Moi l'abandonner ? Jamais, promis-je, ignorant que j'allais quelques années plus tard trahir toutes mes promesses faites alors.

Les notes continuaient à évoluer dans l'air bien après qu'on eûmes arrêté de jouer. La musique ne disparaît pas comme ça. C'est comme une odeur, elle reste ancrée en nous bien après avoir cessé de résonner. Parfois, des siècles après, cette mélodie nous revient, incomplète, lointaine et imparfaite, mais encore là. C'est notre mémoire qui nous empêche d'accéder à toutes les informations la concernant, mais cette musique reste quelque part, parfois dans nos rêves nous pouvions l'atteindre.

Cette mélodie était unique, et sans que nous le sachions elle s'était inscrite dans nos gènes, dans nos souvenirs, et il n'y avait rien que nous puissions faire pour l'effacer. Sans doute que les maintes fois où nous jouâmes à nouveau, elle ne fit qu'évoluer, que muer pour mieux s'imprimer dans notre chair.

Toi, spectateur silencieux de notre voyage, tapi dans un coin de la chambre, tu avais assisté à tout cela sans prononcer un mot, ne souhaitant briser la belle harmonie, je suppose. Quand la musique s'arrêta, tu ne bougeas d'un poil.

Tu savais que ma colère ne pouvait s'être apaisée aussi facilement et que la simple vue de ton visage pourrait la réanimer.

Alors tu t'étais mué en poupée, inscrit dans le décor, tu y disparaissais si facilement. Pourtant, je te sentais là, je t'avais senti dès que tu étais venu, comment en aurait-il pu être autrement ?

Pour autant, je me levais comme si tu n'étais pas là. Je remerciais Maud sans un mot, ma main se posa sur la sienne, un léger sourire, mais je refusais de croiser son regard. Nous avions déjà tant partagé, nous étions allés dans des terres étrangères ensemble. L'intimité que nous avions connue était trop forte pour moi, par pudeur il me fallait m'éloigner.

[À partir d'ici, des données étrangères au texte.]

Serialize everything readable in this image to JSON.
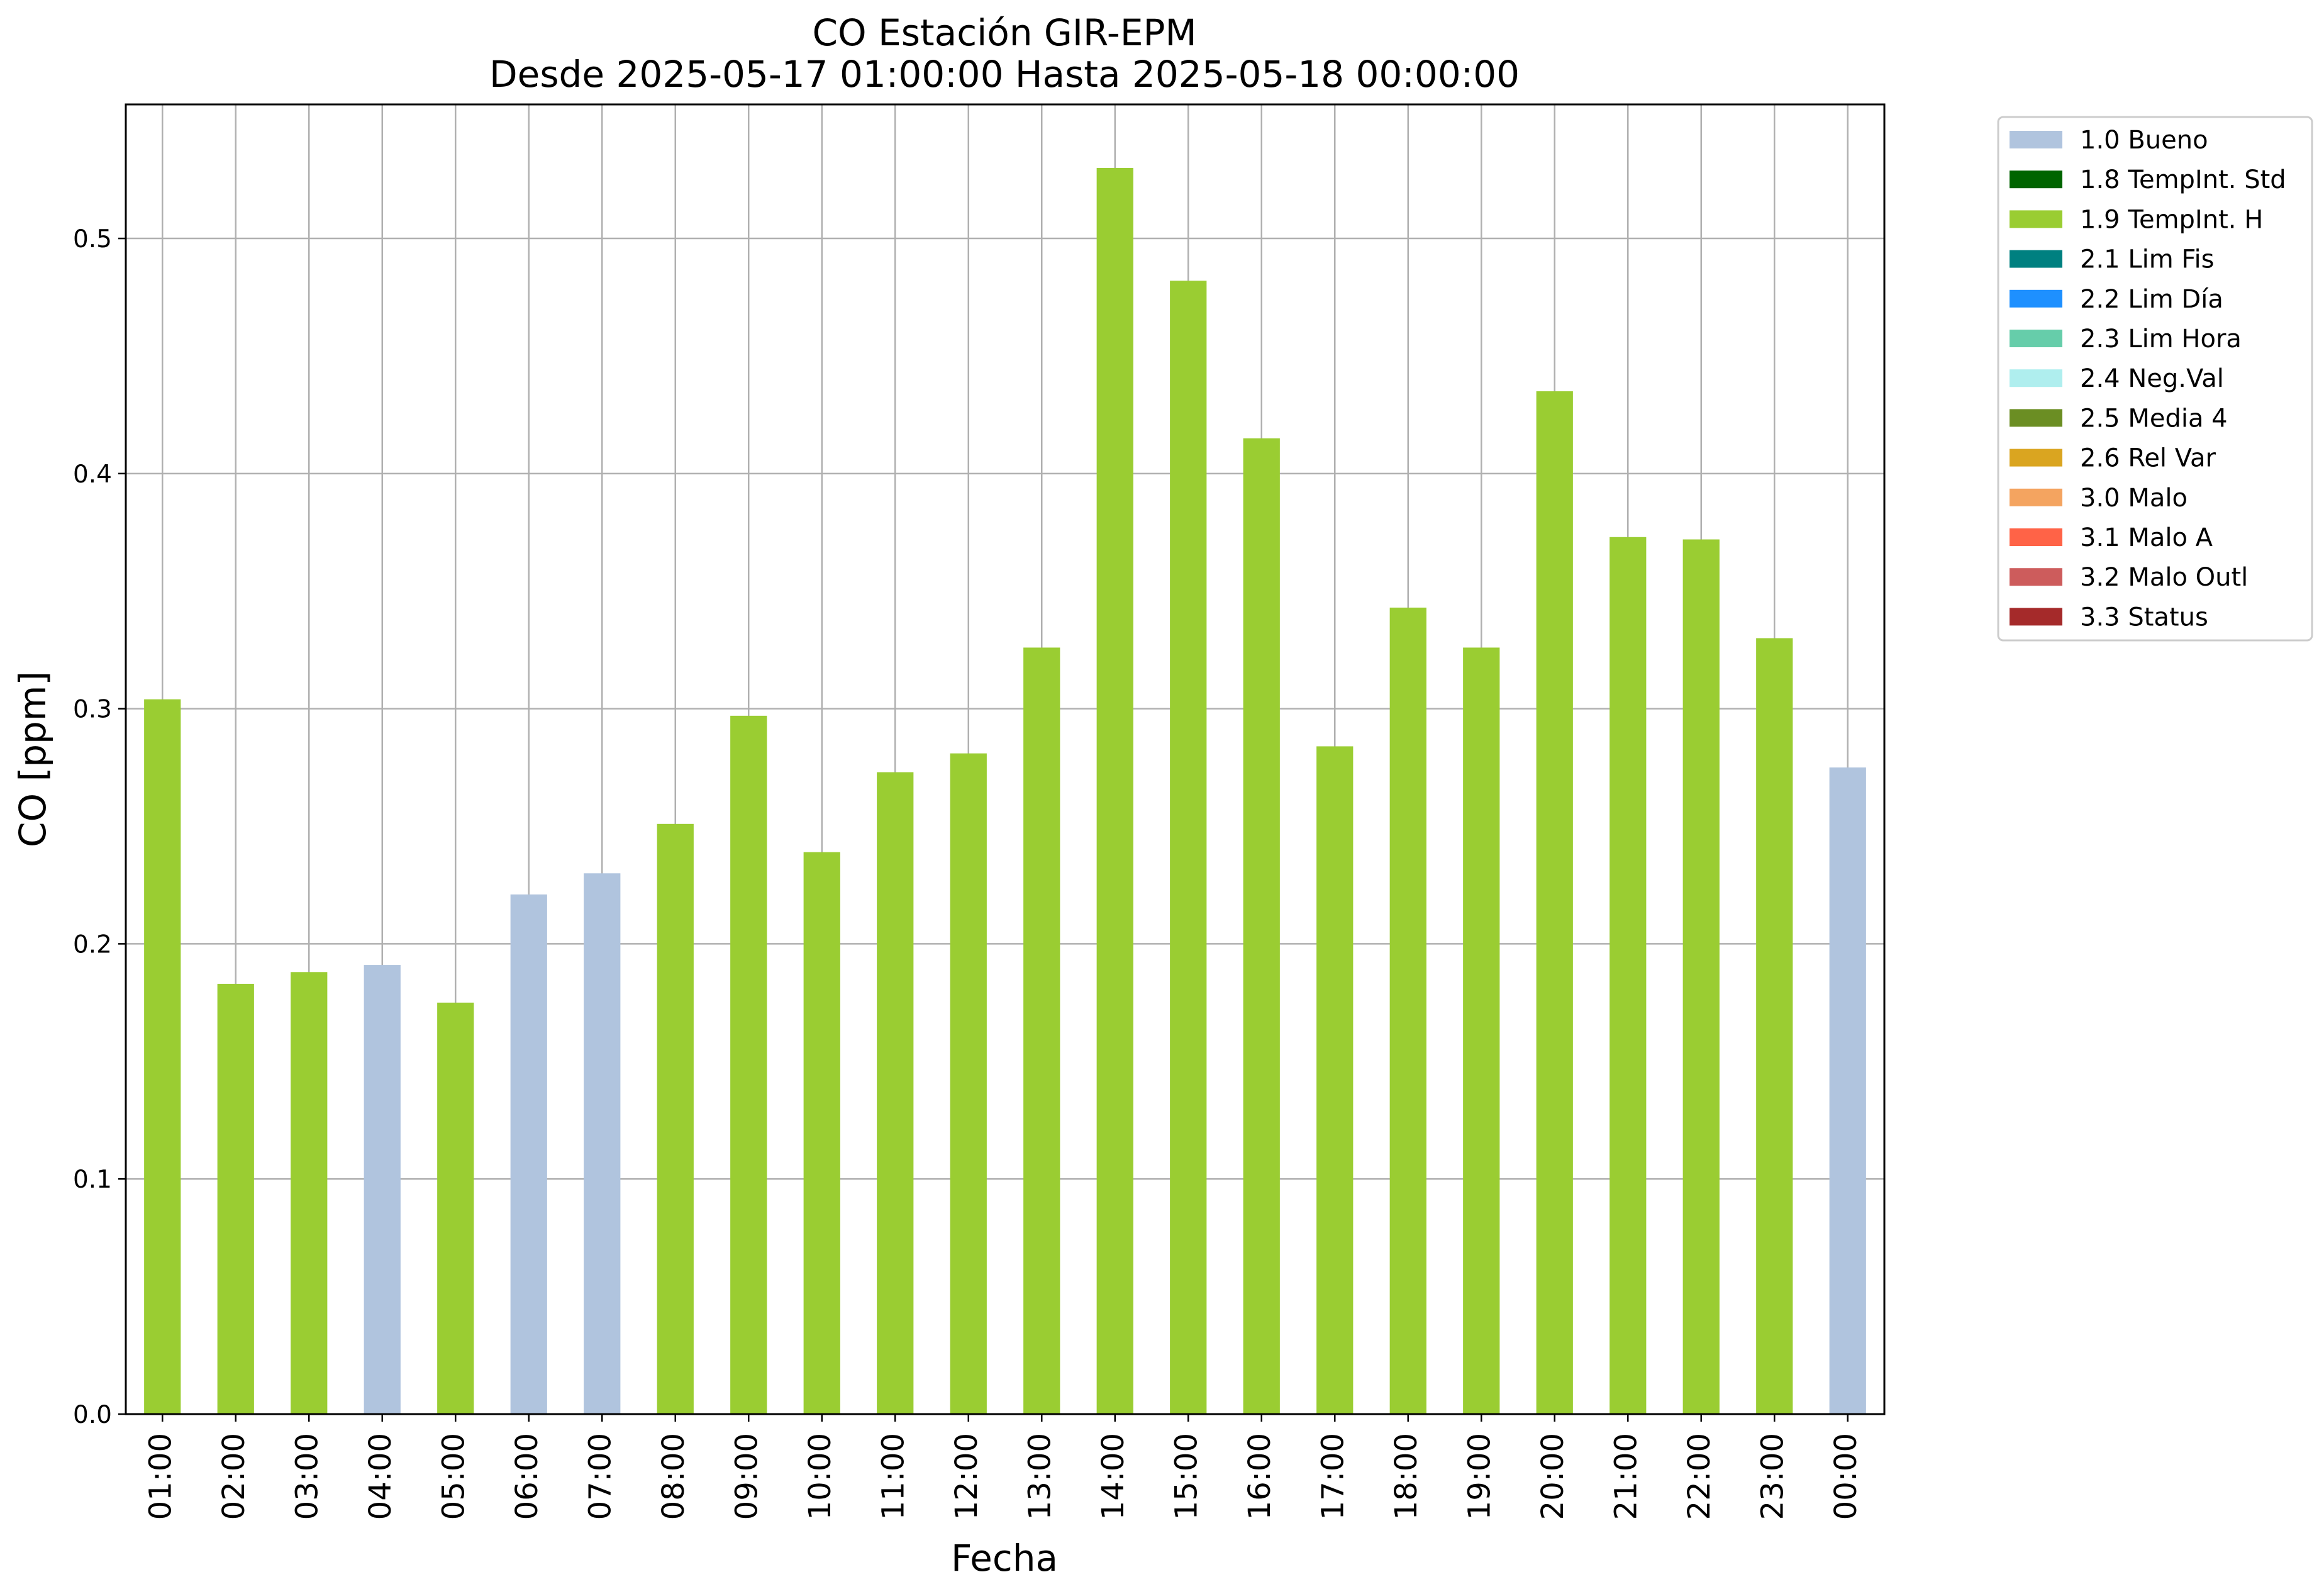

J'eus cependant un geste qui t'était destiné, qui te disait que je ne te haïssais pas, que je ne t'avais jamais haï, que j'en aurais été incapable, que ma fierté parlait à la place de mon cœur, que ma rage et ma colère m'animaient plus souvent que la raison et les sentiments plus docile et plus paisible.

Maud ne chercha pas à me forcer, elle savait que cela aurait été inutile. Et toi, tu ne dis rien non plus. Provoquer le diable n'était pas dans tes habitudes, tu attendais que ça se refroidisse. Moi pas.

J'étais les flammes et toi, tu étais la glace.